Tudo isso reverbera no romance de Mann: nesse mesmo ano ele abandonou o país, indo para a Suíça com a família. Expatriado em 1936, de 1938 a 1952 morou nos Estados Unidos. Em seguida retornou à Suíça, e batalhou pela tolerância e a dignidade humana até sua morte, em 1955.
Difícil acreditar que de início o autor só pretendia escrever um conto humorístico, como contraparte à novela Morte em Veneza. Ele escolheu um sanatório como local da trama porque em 1912 sua esposa, Katia, teve que passar três semanas numa clínica do gênero, devido a um diagnóstico de tuberculose.
"Isso é que é louco, que histórias assim tão grandes – sobre as quais a gente ainda fala hoje, e pensa que ele tenha ficado pensando anos a fio 'como é que eu vou fazer isso' – que elas tenham sido acaso", comenta Wisskirchen, da Sociedade Thomas Mann.
O resultado foi um romance do século de mais de mil páginas. Mas A Montanha Mágica trata não só de ideologias, e sim também da morte – afinal, a maioria dos internos só saía do sanatório no caixão (na época não se usavam antibióticos). E, por contraposição, trata também uma fome desenfreada de viver e, é claro, do amor.

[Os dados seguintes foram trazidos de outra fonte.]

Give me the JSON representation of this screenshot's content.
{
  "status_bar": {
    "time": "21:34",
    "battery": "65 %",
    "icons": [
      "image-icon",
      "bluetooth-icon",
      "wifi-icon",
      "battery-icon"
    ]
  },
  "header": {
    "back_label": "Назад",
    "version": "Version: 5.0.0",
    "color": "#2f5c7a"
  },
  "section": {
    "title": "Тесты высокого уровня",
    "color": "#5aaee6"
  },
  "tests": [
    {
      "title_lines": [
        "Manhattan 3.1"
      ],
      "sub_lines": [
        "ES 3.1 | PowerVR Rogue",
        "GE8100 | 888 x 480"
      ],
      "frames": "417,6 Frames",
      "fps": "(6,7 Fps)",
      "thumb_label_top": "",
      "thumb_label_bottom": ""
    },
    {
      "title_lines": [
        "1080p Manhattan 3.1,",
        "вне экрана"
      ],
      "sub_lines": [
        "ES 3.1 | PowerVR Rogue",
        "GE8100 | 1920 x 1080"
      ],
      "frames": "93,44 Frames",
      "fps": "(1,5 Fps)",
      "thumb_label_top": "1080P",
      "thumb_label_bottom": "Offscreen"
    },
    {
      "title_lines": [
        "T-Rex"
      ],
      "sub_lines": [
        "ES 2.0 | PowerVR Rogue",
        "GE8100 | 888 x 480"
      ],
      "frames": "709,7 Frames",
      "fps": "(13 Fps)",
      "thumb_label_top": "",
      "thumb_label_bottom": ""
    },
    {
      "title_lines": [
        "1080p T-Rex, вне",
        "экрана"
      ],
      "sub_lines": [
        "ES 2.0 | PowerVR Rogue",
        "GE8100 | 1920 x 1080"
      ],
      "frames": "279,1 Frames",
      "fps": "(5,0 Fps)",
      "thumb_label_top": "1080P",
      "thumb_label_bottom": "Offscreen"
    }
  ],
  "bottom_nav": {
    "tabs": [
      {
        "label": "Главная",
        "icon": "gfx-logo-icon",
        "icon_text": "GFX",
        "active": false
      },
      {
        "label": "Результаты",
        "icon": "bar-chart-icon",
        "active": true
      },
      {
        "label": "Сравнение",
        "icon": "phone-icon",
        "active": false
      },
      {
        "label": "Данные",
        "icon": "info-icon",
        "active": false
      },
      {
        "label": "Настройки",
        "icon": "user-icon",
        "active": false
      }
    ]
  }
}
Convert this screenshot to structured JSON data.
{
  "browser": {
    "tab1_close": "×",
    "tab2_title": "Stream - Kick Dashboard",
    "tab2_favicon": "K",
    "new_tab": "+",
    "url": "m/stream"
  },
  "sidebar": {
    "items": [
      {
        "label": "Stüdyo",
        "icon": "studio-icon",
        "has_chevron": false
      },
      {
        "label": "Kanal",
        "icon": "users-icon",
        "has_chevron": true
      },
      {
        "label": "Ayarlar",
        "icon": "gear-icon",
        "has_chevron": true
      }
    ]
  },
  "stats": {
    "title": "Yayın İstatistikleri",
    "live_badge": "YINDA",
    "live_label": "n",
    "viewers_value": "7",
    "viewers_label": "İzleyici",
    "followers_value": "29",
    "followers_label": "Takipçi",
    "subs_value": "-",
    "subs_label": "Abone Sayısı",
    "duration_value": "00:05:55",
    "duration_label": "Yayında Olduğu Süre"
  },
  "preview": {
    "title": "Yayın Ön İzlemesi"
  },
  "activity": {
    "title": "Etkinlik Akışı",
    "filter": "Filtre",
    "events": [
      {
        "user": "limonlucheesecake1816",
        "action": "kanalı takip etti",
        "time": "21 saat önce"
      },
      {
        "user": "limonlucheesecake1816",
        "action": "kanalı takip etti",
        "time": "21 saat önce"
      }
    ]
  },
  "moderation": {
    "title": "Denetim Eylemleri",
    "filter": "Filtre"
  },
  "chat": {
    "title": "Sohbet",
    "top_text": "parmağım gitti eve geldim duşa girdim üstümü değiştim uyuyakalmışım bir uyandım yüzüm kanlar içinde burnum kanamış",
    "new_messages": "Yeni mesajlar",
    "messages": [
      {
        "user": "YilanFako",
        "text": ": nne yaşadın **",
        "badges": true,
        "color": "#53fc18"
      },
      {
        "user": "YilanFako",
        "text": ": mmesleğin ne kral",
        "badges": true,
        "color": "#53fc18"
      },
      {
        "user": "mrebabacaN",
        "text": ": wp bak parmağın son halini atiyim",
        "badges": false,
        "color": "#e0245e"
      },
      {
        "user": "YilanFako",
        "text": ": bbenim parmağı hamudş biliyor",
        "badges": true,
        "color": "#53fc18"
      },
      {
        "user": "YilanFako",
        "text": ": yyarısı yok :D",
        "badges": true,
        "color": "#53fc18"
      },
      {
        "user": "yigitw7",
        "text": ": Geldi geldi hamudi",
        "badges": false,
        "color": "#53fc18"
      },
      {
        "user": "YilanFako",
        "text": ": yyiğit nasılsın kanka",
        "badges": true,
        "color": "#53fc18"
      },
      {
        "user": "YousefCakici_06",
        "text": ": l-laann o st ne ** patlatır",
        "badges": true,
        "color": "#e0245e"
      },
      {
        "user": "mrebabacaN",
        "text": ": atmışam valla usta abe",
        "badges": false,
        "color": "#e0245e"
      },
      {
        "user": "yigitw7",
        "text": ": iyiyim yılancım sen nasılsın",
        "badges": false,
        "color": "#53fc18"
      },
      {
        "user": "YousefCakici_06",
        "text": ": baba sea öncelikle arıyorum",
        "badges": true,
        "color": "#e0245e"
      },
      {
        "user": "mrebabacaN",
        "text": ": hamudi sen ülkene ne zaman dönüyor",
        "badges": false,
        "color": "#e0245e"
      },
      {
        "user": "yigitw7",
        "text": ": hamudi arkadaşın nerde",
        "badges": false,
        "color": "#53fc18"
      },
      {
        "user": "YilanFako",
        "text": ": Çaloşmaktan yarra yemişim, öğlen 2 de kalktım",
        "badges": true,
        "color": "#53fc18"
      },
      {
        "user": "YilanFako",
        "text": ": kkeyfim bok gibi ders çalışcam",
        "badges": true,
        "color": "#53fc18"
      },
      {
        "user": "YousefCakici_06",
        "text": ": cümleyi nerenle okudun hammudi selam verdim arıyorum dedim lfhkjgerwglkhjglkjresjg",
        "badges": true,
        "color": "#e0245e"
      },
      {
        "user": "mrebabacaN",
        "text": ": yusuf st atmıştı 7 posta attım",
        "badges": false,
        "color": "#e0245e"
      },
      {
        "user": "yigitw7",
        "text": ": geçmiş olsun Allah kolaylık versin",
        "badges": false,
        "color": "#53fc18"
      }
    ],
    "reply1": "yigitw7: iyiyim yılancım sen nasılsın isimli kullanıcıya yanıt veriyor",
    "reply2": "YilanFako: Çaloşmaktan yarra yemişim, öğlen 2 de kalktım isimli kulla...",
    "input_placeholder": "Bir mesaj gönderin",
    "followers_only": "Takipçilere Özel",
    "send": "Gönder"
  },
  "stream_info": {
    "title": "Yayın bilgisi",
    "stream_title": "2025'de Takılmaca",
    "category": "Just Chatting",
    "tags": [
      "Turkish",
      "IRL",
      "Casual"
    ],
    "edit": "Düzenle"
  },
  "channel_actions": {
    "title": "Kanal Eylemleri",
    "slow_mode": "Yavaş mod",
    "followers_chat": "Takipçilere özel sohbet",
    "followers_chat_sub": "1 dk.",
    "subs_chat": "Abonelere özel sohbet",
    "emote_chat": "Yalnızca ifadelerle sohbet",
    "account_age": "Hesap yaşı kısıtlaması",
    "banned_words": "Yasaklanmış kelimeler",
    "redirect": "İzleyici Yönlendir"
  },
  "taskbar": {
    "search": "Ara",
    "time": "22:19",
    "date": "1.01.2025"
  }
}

Hans Castorp se apaixona pela misteriosa russa Claudia Chauchat, que lhe concede uma única noite de amor. Ela lhe lembra um camarada da escola, com seus "olhos quirguizes". Para o crítico literário Kai Sina, aí Mann alude a suas próprias inclinações homoeróticas.
"A questão de o que é um homem, o que é uma mulher, o que é masculino, o que é feminino e o que, em cada caso, é percebido como eroticamente atraente: aqui, tudo isso está como que flutuando, de certo modo."
Publicamente, o futuro Nobel da Literatura era um digno cidadão heterossexual, com esposa e seis filhos. A única possibilidade de viver seu desejo por outros homens – se havia alguma – era em segredo. E em seus livros.
Talvez Castorp tivesse esperanças de novos favores da bela russa, mas aí a Primeira Guerra Mundial irrompe, e os pacientes debandam do Berghof. O protagonista se alista num regimento de voluntários, seu rastro se perde no campo de batalha. Ao fim de A Montanha Mágica, Mann pergunta: "Será que dessa festa mundial da morte [...] um dia o amor emergirá?"
Publicada pela primeira vez em alemão em novembro de 1924 e traduzida em 27 idiomas, a obra se tornou um clássico literário mundial, que nada perdeu de sua força e pertinência. Isabel García Adánez, que a adaptou para o espanhol, resume: "Um século se passou, e nós continuamos sendo os mesmos, e resolvemos conflitos através de guerras."
Para quem tenha dúvida sobre a atualidade do texto, a tradutora acrescenta: "Trata-se de coisas muito sérias, mas o livro, em si, é uma experiência prazerosa. E não é preciso três títulos de doutor para ter acesso a Thomas Mann: ele é cheio de ironia e humor."